Misery Loves Comedy (2015)
Editor’s Notes: Misery Loves Comedy is currently out in limited theatrical release.
As a German, I have obviously come across the widespread fact that we are not the funniest people (thanks for pointing that out again, Kathleen Madigan) and that we are unable to understand or at least fully “get” humor and therefore have been the butt of many jokes, but then again, who am I to tell? Sitting down to watch Kevin Pollak’s documentary Misery loves Comedy I was hopeful to unravel the mysteries of this thing called comedy, the nature of comedians and their unbreakable desire to make everyone around them laugh out loud or at least turn a frown into a smile. Since the title is an indication to the old saying misery loves company, the documentary’s title promises an exploration of the dark side of the business and a look at the melancholy and sorrows underneath the surface.
Although Misery Loves Comedy offers a glimpse behind the curtain with many personal anecdotes, jokes and a decent amount of self-irony, the documentary does not present ground-breaking new material.
Pollak, an actor and stand-up comedian himself, explores the question of whether or not you have to be miserable to be funny in his directorial feature film debut. He sat down with over 60 famous comedians, actors and writers including Judd Apatow, Jimmy Fallon, Lisa Kudrow, Jon Favreau, Matthew Perry among many others to discuss their devotion to stir laughs but also reflect on their personal history on how they started out to bare their souls in front of other people and embraced their talent. Through in-depth interviews the performers open up about their desire to entertain the masses but also about their vulnerability and misery. Although comedy can often be seen as an outlet for funny people to either release or cover up their anger or depression—a serious issues that is often overlooked—Misery loves Comedy remains comedic, not only through the anecdotes that are being told but also through the honest, cheerful delivery despite its context.

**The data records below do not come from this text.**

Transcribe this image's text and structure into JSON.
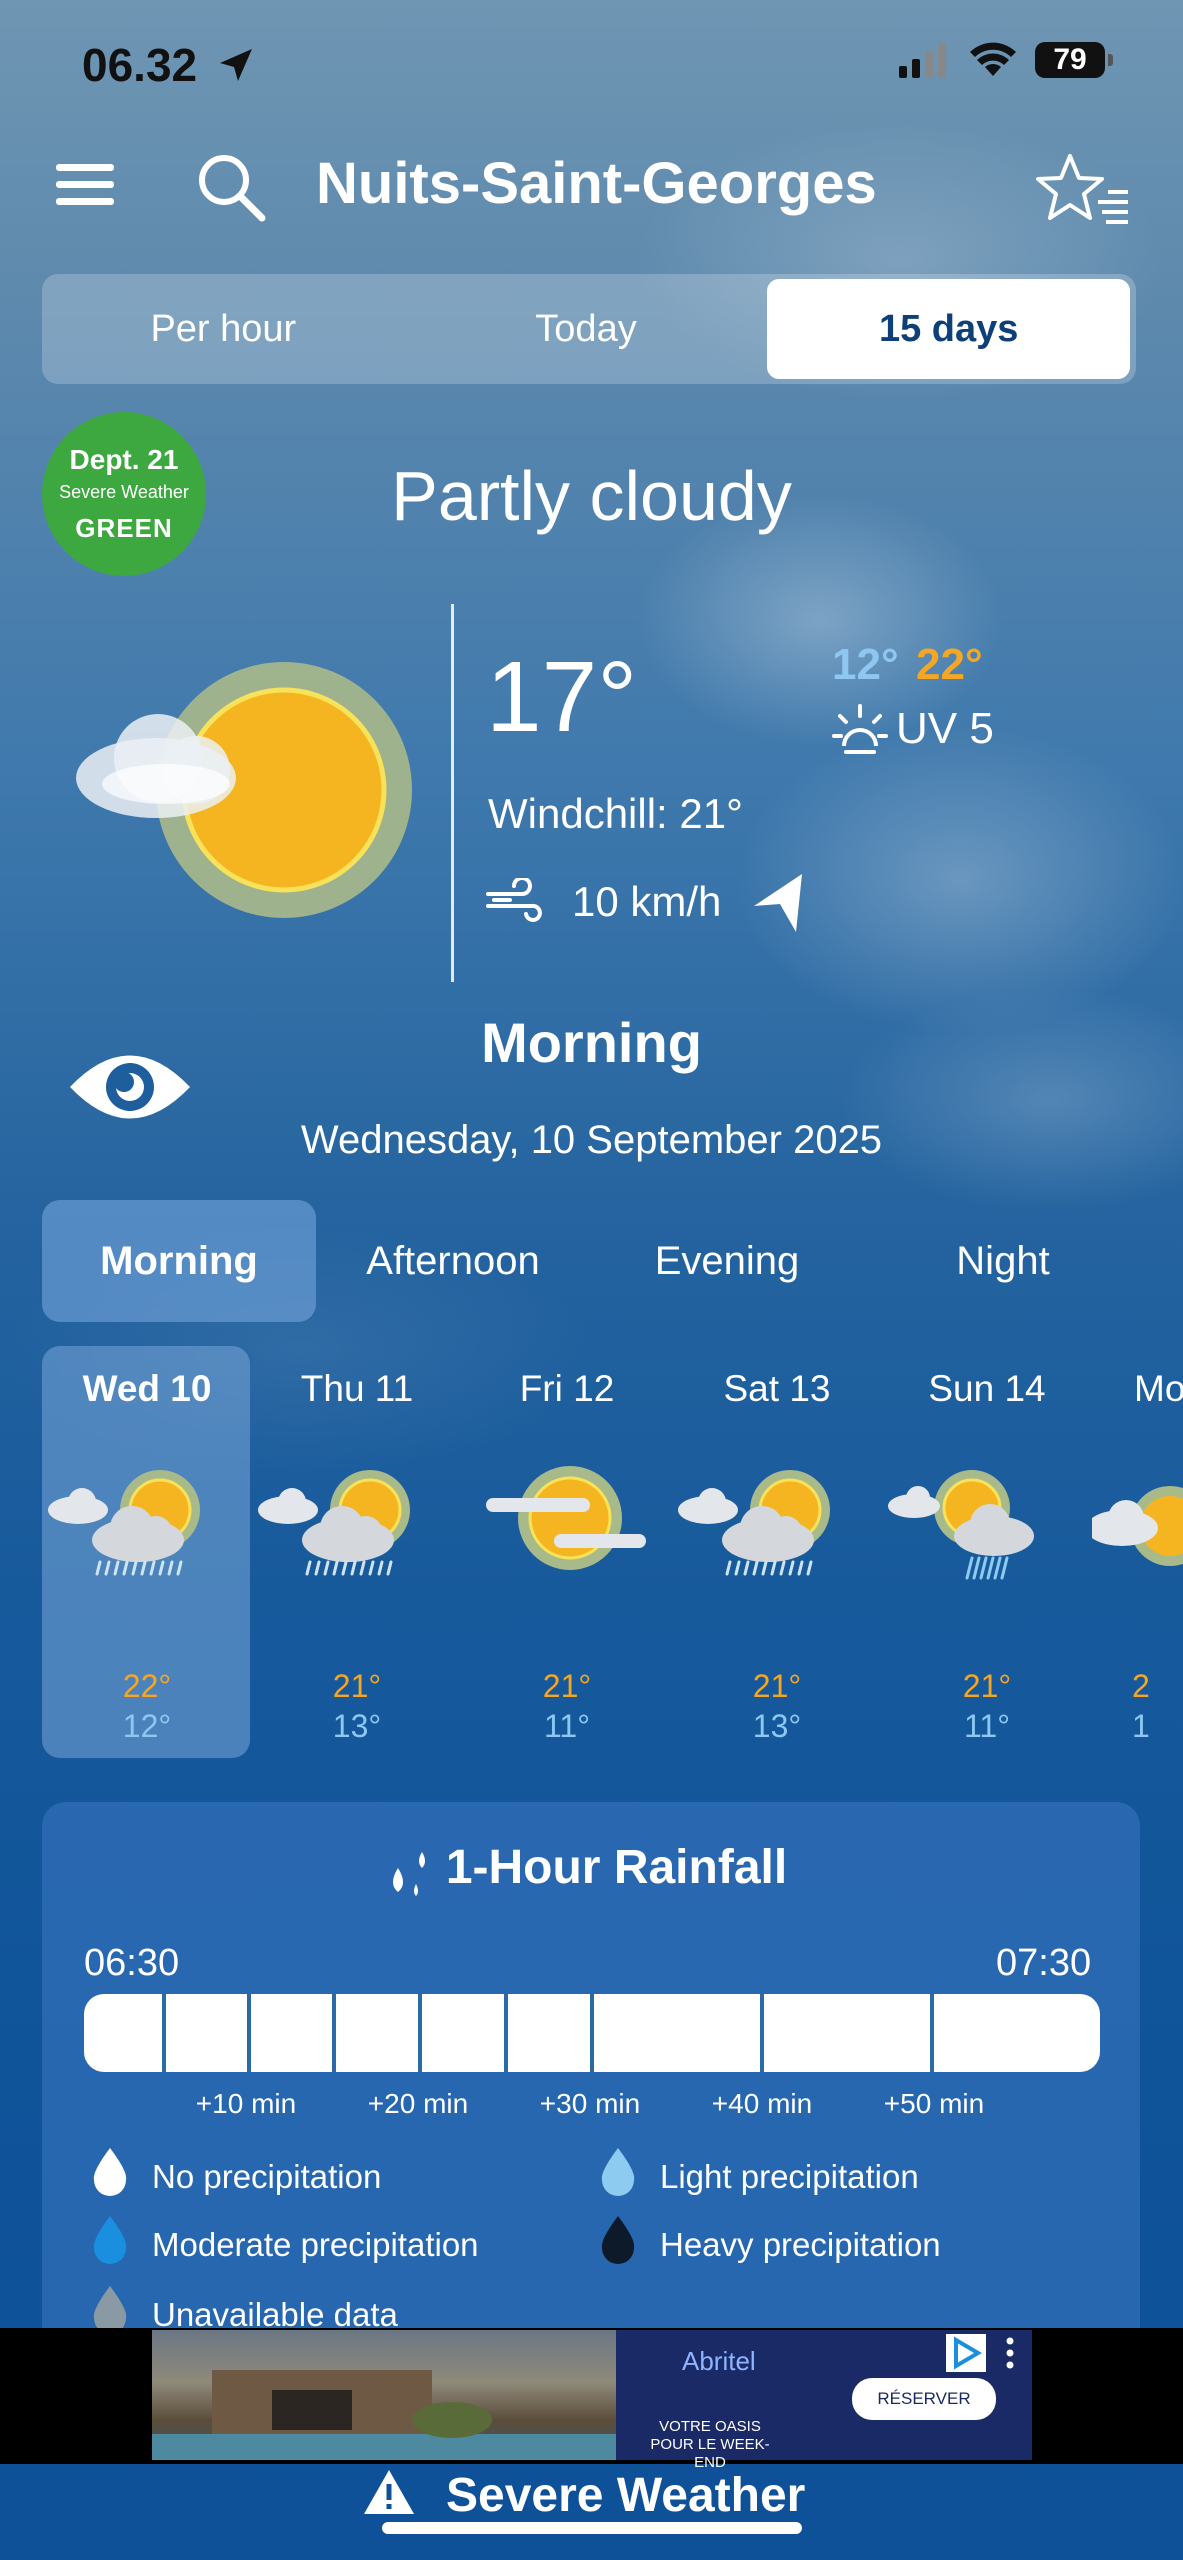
{
  "status": {
    "time": "06.32",
    "battery": "79"
  },
  "header": {
    "city": "Nuits-Saint-Georges"
  },
  "tabs": [
    "Per hour",
    "Today",
    "15 days"
  ],
  "alert": {
    "dept": "Dept. 21",
    "subtitle": "Severe Weather",
    "level": "GREEN"
  },
  "current": {
    "condition": "Partly cloudy",
    "temp": "17°",
    "min": "12°",
    "max": "22°",
    "uv": "UV 5",
    "windchill": "Windchill: 21°",
    "wind": "10 km/h"
  },
  "period": {
    "title": "Morning",
    "date": "Wednesday, 10 September 2025"
  },
  "period_tabs": [
    "Morning",
    "Afternoon",
    "Evening",
    "Night"
  ],
  "days": [
    {
      "name": "Wed 10",
      "hi": "22°",
      "lo": "12°",
      "icon": "sun-cloud-rain-icon"
    },
    {
      "name": "Thu 11",
      "hi": "21°",
      "lo": "13°",
      "icon": "sun-cloud-rain-icon"
    },
    {
      "name": "Fri 12",
      "hi": "21°",
      "lo": "11°",
      "icon": "sun-haze-icon"
    },
    {
      "name": "Sat 13",
      "hi": "21°",
      "lo": "13°",
      "icon": "sun-cloud-rain-icon"
    },
    {
      "name": "Sun 14",
      "hi": "21°",
      "lo": "11°",
      "icon": "sun-cloud-showers-icon"
    },
    {
      "name": "Mo",
      "hi": "2",
      "lo": "1",
      "icon": "sun-cloud-icon"
    }
  ],
  "rainfall": {
    "title": "1-Hour Rainfall",
    "start": "06:30",
    "end": "07:30",
    "ticks": [
      "+10 min",
      "+20 min",
      "+30 min",
      "+40 min",
      "+50 min"
    ],
    "legend": [
      "No precipitation",
      "Light precipitation",
      "Moderate precipitation",
      "Heavy precipitation",
      "Unavailable data"
    ]
  },
  "ad": {
    "brand": "Abritel",
    "button": "RÉSERVER",
    "tagline": "VOTRE OASIS POUR LE WEEK-END"
  },
  "footer": {
    "severe": "Severe Weather"
  },
  "colors": {
    "hi": "#f5a623",
    "lo": "#8ec8f2",
    "badge": "#3da83f"
  }
}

Except for the occasional photographs added to highlight past events, the documentary features no additional footage but its interview sequences and is therefore highly conversational. To not bore its audience, Pollak cut back and forth between interviews and used the editing stage to create an imaginary narrative. Misery Loves Comedy is divided in different chapters, focusing on several talking points. The comedians talk about their funny dads and general influences, their narcissistic need for attention and compare stand-up comedy to doing drugs and explain the rush and the thrill they get when they are on stage successfully making a crowd of people roar with laughter. On the other hand, the audience also learns about comedy as a means to deal with introversion and shyness, as Jason Alexander for example explained, many comedians openly talk about their nerdy past but also emphasize that it is okay to be weird and different. Maria Bamford is one of the few to openly talk about her bipolar disorder while others share their biggest failures on stage, including Lewis Black recalling someone in the crowd asking him “Why don’t you go home and gargle with razor blades”.
In terms of its quest to explore the downside of comedy, the documentary just scratches the surface.

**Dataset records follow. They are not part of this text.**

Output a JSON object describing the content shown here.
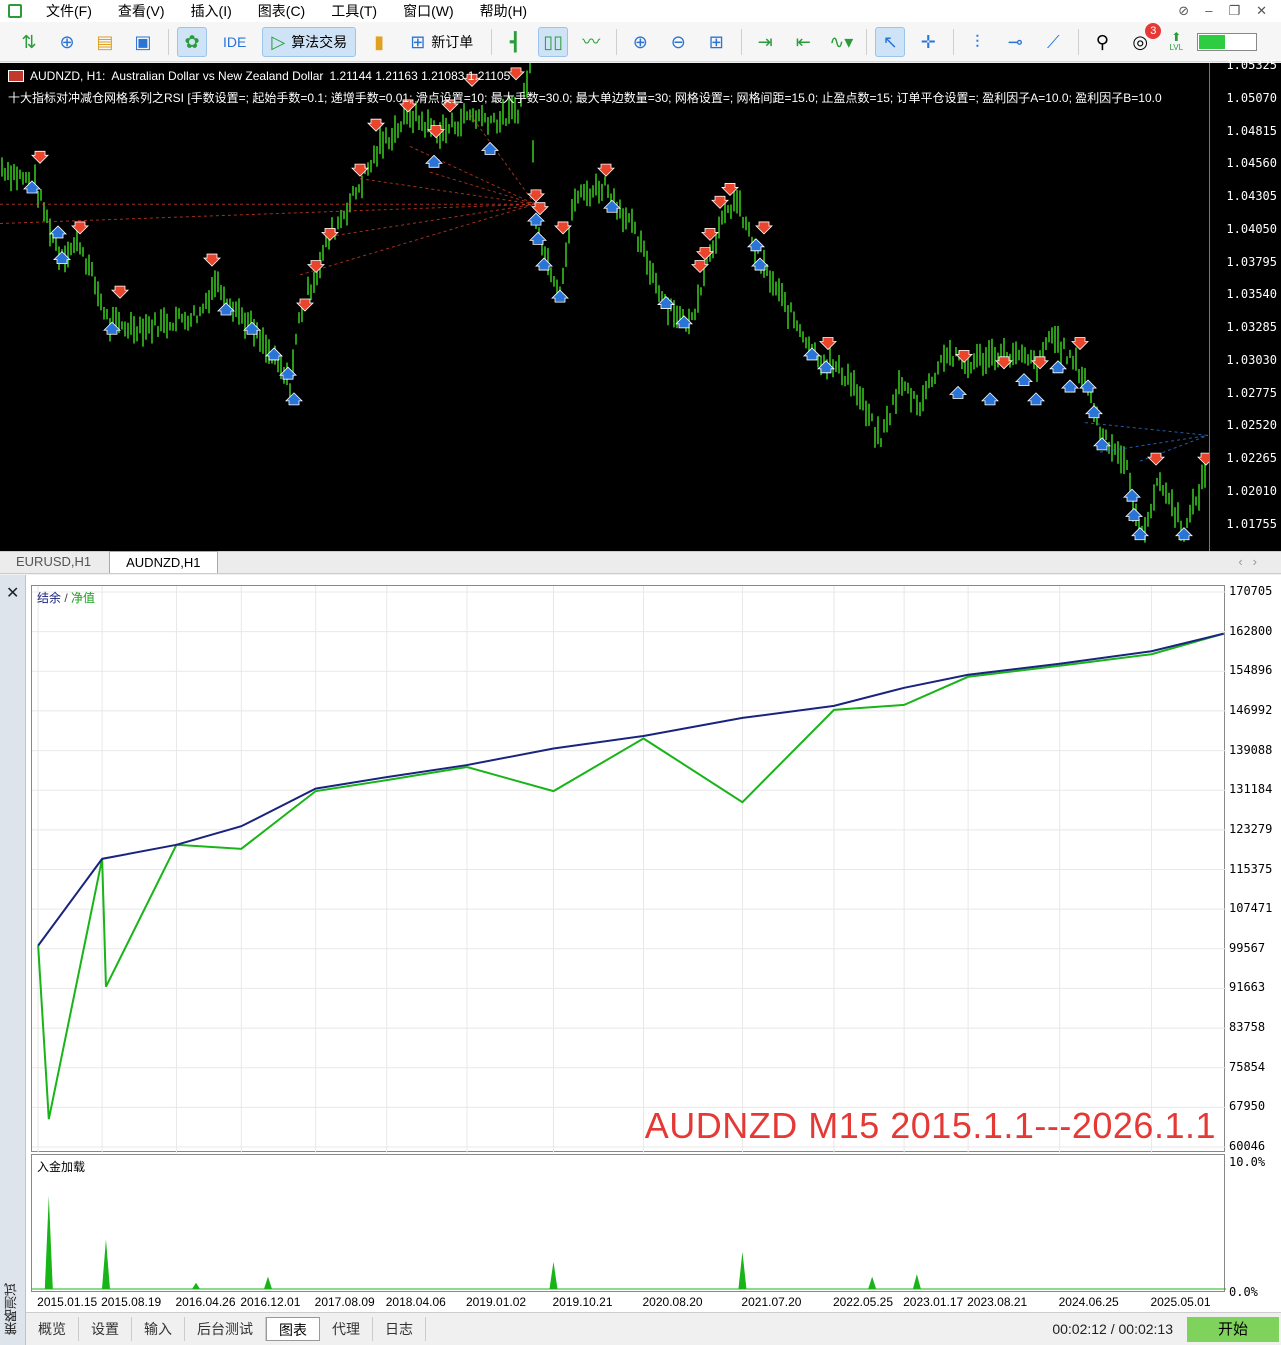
{
  "menubar": {
    "items": [
      "文件(F)",
      "查看(V)",
      "插入(I)",
      "图表(C)",
      "工具(T)",
      "窗口(W)",
      "帮助(H)"
    ]
  },
  "toolbar": {
    "ide_label": "IDE",
    "algo_label": "算法交易",
    "new_order_label": "新订单",
    "notifications_count": "3",
    "level_fill": 0.45,
    "level_label": "LVL"
  },
  "price_chart": {
    "title_symbol": "AUDNZD, H1:",
    "title_desc": "Australian Dollar vs New Zealand Dollar",
    "title_ohlc": "1.21144 1.21163 1.21083 1.21105",
    "ea_params": "十大指标对冲减仓网格系列之RSI [手数设置=; 起始手数=0.1; 递增手数=0.01; 滑点设置=10; 最大手数=30.0; 最大单边数量=30; 网格设置=; 网格间距=15.0; 止盈点数=15; 订单平仓设置=; 盈利因子A=10.0; 盈利因子B=10.0",
    "y_labels": [
      "1.05325",
      "1.05070",
      "1.04815",
      "1.04560",
      "1.04305",
      "1.04050",
      "1.03795",
      "1.03540",
      "1.03285",
      "1.03030",
      "1.02775",
      "1.02520",
      "1.02265",
      "1.02010",
      "1.01755"
    ],
    "y_range": [
      1.0155,
      1.0535
    ],
    "bg_color": "#000000",
    "candle_color": "#35c21c",
    "sell_color": "#e8452c",
    "buy_color": "#2a74d8"
  },
  "chart_tabs": [
    "EURUSD,H1",
    "AUDNZD,H1"
  ],
  "tester": {
    "side_title": "策略测试",
    "legend_balance": "结余",
    "legend_sep": "/",
    "legend_equity": "净值",
    "deposit_legend": "入金加载",
    "overlay": "AUDNZD  M15   2015.1.1---2026.1.1",
    "eq_y_labels": [
      "170705",
      "162800",
      "154896",
      "146992",
      "139088",
      "131184",
      "123279",
      "115375",
      "107471",
      "99567",
      "91663",
      "83758",
      "75854",
      "67950",
      "60046"
    ],
    "dep_y_labels": [
      "10.0%",
      "0.0%"
    ],
    "x_labels": [
      "2015.01.15",
      "2015.08.19",
      "2016.04.26",
      "2016.12.01",
      "2017.08.09",
      "2018.04.06",
      "2019.01.02",
      "2019.10.21",
      "2020.08.20",
      "2021.07.20",
      "2022.05.25",
      "2023.01.17",
      "2023.08.21",
      "2024.06.25",
      "2025.05.01"
    ],
    "tabs": [
      "概览",
      "设置",
      "输入",
      "后台测试",
      "图表",
      "代理",
      "日志"
    ],
    "active_tab": "图表",
    "timer": "00:02:12 / 00:02:13",
    "start_label": "开始",
    "balance_color": "#1a237e",
    "equity_color": "#18b418"
  },
  "chart_data": [
    {
      "type": "line",
      "title": "",
      "series": [
        {
          "name": "结余",
          "x": [
            "2015.01.15",
            "2015.08.19",
            "2016.04.26",
            "2016.12.01",
            "2017.08.09",
            "2018.04.06",
            "2019.01.02",
            "2019.10.21",
            "2020.08.20",
            "2021.07.20",
            "2022.05.25",
            "2023.01.17",
            "2023.08.21",
            "2024.06.25",
            "2025.05.01",
            "2025.12.31"
          ],
          "y": [
            100200,
            117500,
            120300,
            124000,
            131500,
            133800,
            136200,
            139500,
            142000,
            145600,
            148000,
            151600,
            154200,
            156400,
            158900,
            162400
          ]
        },
        {
          "name": "净值",
          "x": [
            "2015.01.15",
            "2015.02.20",
            "2015.08.19",
            "2015.09.01",
            "2016.04.26",
            "2016.12.01",
            "2017.08.09",
            "2018.04.06",
            "2019.01.02",
            "2019.10.21",
            "2020.08.20",
            "2021.07.20",
            "2022.05.25",
            "2023.01.17",
            "2023.08.21",
            "2024.06.25",
            "2025.05.01",
            "2025.12.31"
          ],
          "y": [
            100200,
            65600,
            117500,
            92000,
            120300,
            119500,
            131000,
            133200,
            135800,
            131000,
            141500,
            128800,
            147200,
            148200,
            153800,
            156000,
            158300,
            162400
          ]
        }
      ],
      "ylim": [
        60046,
        170705
      ],
      "grid": true,
      "legend": "top-left"
    },
    {
      "type": "area",
      "title": "",
      "series": [
        {
          "name": "入金加载",
          "x": [
            "2015.02.20",
            "2015.09.01",
            "2016.07.01",
            "2017.03.01",
            "2019.10.21",
            "2021.07.20",
            "2022.10.01",
            "2023.03.01"
          ],
          "y": [
            7.5,
            4.0,
            0.5,
            1.0,
            2.2,
            3.0,
            1.0,
            1.2
          ]
        }
      ],
      "ylim": [
        0,
        10
      ],
      "ylabel": ""
    }
  ]
}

Although Misery Loves Comedy offers a glimpse behind the curtain with many personal anecdotes, jokes and a decent amount of self-irony, the documentary does not present ground-breaking new material. In terms of its quest to explore the downside of comedy, the documentary just scratches the surface. While some comedians admit that comedy has its roots in sadness, angst and pain, these statements tend to stand on their own without further in-depth explanation. Misery Loves Comedy dedicates only a small amount of its running time to its fundamental question and discussing serious issues such as depression and suicide. It is unfortunate that those important aspects have been neglected until the very end of the documentary, especially regarding the tragic death of the late Robin Williams that shed some light on the off-limit subject matter no one is willing to talk about.
Misery Loves Comedy offers a glimpse behind the curtain with many personal anecdotes, jokes and a decent amount of self-irony, but the documentary does not present ground-breaking new material and neglects to answer its fundamental question: does misery love comedy?